I look up despite myself. “What?”

“What are you doing?”

He’s in the doorway again, arms crossed over his chest, wearing underwear and nothing else. His hair sticks up at odd angles, but somehow it doesn’t take away from the attraction that spears through my stomach at the sight of him. I wet my lip, distracted by his chest. He’s so broad, I could cling to him like a ridiculous little koala.

Instead, I grab a pair of jeans and crush them into a tiny ball at the bottom of my bag. “Getting my stuff together.”

“You don’t have to go.”

“Actually, I do.” I straighten, the bag dangling from my hands. “They have a dorm room ready for me.”

The ease in his body disappears. He straightens up, his hands falling to his sides. “What?”

“They emailed me yesterday.”

“And you didn’t tell me?”

“It wasn’t like this was supposed to be permanent.” I take a deep breath. “Thank you for letting me stay here for a few days. I appreciate it.”

“We’re friends,” he says. “You said so.”

“We are. But last night wasn’t… friendly.”

He swallows, his Adam’s apple bobbing. It’s easier to focus on those details than the expression on his face.

“I’m sorry,” he says. “If I pushed you to do something you didn’t want to do. I thought—”

“No,” I say, cutting him off. “It wasn’t that. I did want it. It’s just… you deserve…”

“Don’t tell me what I deserve.” He takes a step closer. I hold the bag to my chest like a shield. “I know what I deserve, which is what I want. And what I want is for you to be in my life, whatever that looks like. Don’t you want me in your life too?”

I swallow. His gaze is an inferno. I’m blistering, but I can’t look away.

“Fuck you, Sebastian,” I whisper.

He blinks. His eyes shutter, the emotions swirling in their depths dimming. “Tell me, honestly and completely, that you don’t want me in your life, and I will leave you alone forever. Forget about being friends. We won’t even have to speak.”

“I shouldn’t have said yes to that date.” I turn my head, seeking a distraction, but there’s nothing but Izzy’s desk, cluttered now with my computer, legal pad, and stacks of half-annotated articles. I just need to push through. Continue the lie because it’s for his own good. “I’m sorry that I made you think I wanted more.”

He sighs. “Why do you keep lying to me, Mia? Why do you keep lying to yourself?”

“But I do want to know you.” The words burst out of me like a punch. “I want to be in your life, and for you to be in mine.”

He lurches forward, pulling me into a kiss. As his lips press against mine, my brain short-circuits, but once it’s up and running again, I can’t help but kiss him back.

After a long moment, my chest burns for air. I break off, gasping, “But this isn’t what you wanted.”
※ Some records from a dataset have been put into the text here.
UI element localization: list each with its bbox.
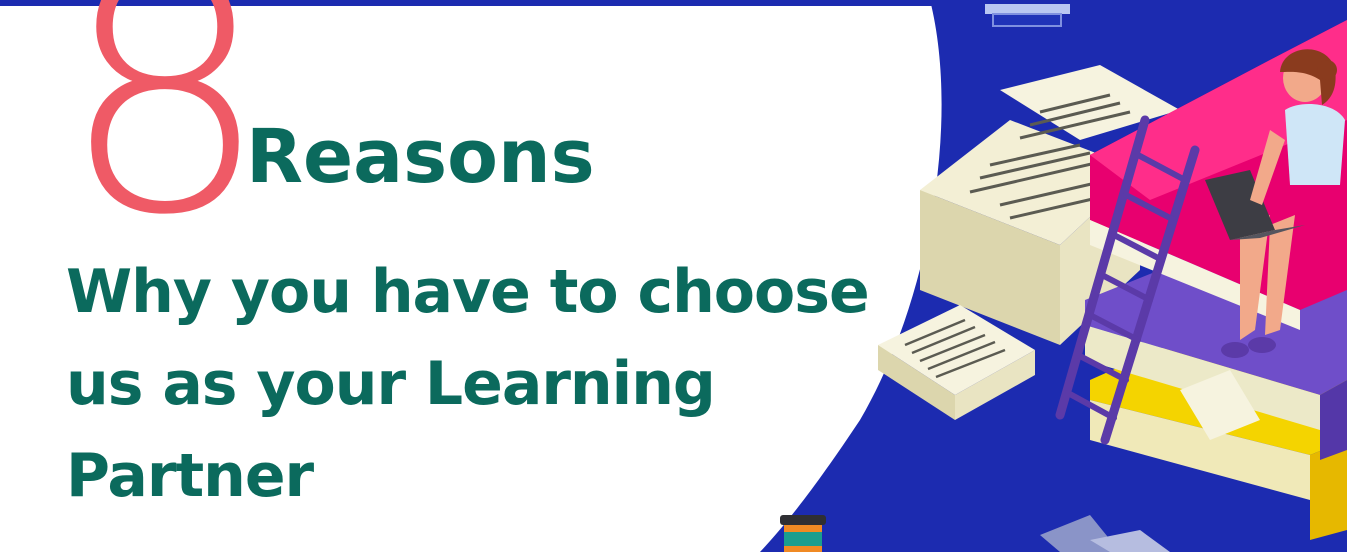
headline: Reasons (246, 114, 595, 200)
top-book-icon (985, 4, 1070, 14)
subtitle-line: Partner (66, 441, 314, 511)
hero-banner: 8 Reasons Why you have to choose us as y… (0, 0, 1347, 552)
subtitle-line: us as your Learning (66, 349, 716, 419)
subtitle: Why you have to choose us as your Learni… (66, 246, 870, 522)
reason-count-number: 8 (60, 0, 270, 287)
subtitle-line: Why you have to choose (66, 257, 870, 327)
“I want to know you, whatever form that takes.”

“If we go back to the way things were before—”

“Yes,” he murmurs roughly. “Yes, fuck, that’s fine. Just stop shutting me out. And stay here. It’s better than a dorm, and you can have all the space you need to work.”

He kisses me again, his hands cradling my face, effectively cutting off any lingering protests. He’s right, this is better than a dorm—and even if it’s a bad idea to stay and let myself get attached even further, it’s too tempting to pass up. I’ll just… figure something out. I’ll find a new way to keep Project GOSMC going.

“Fine,” I bite out.

He pulls back to smile at me, tugging on my hair.

“I’ll pack you lunches for the week,” he says. “No protein bars unless they’re snacks.”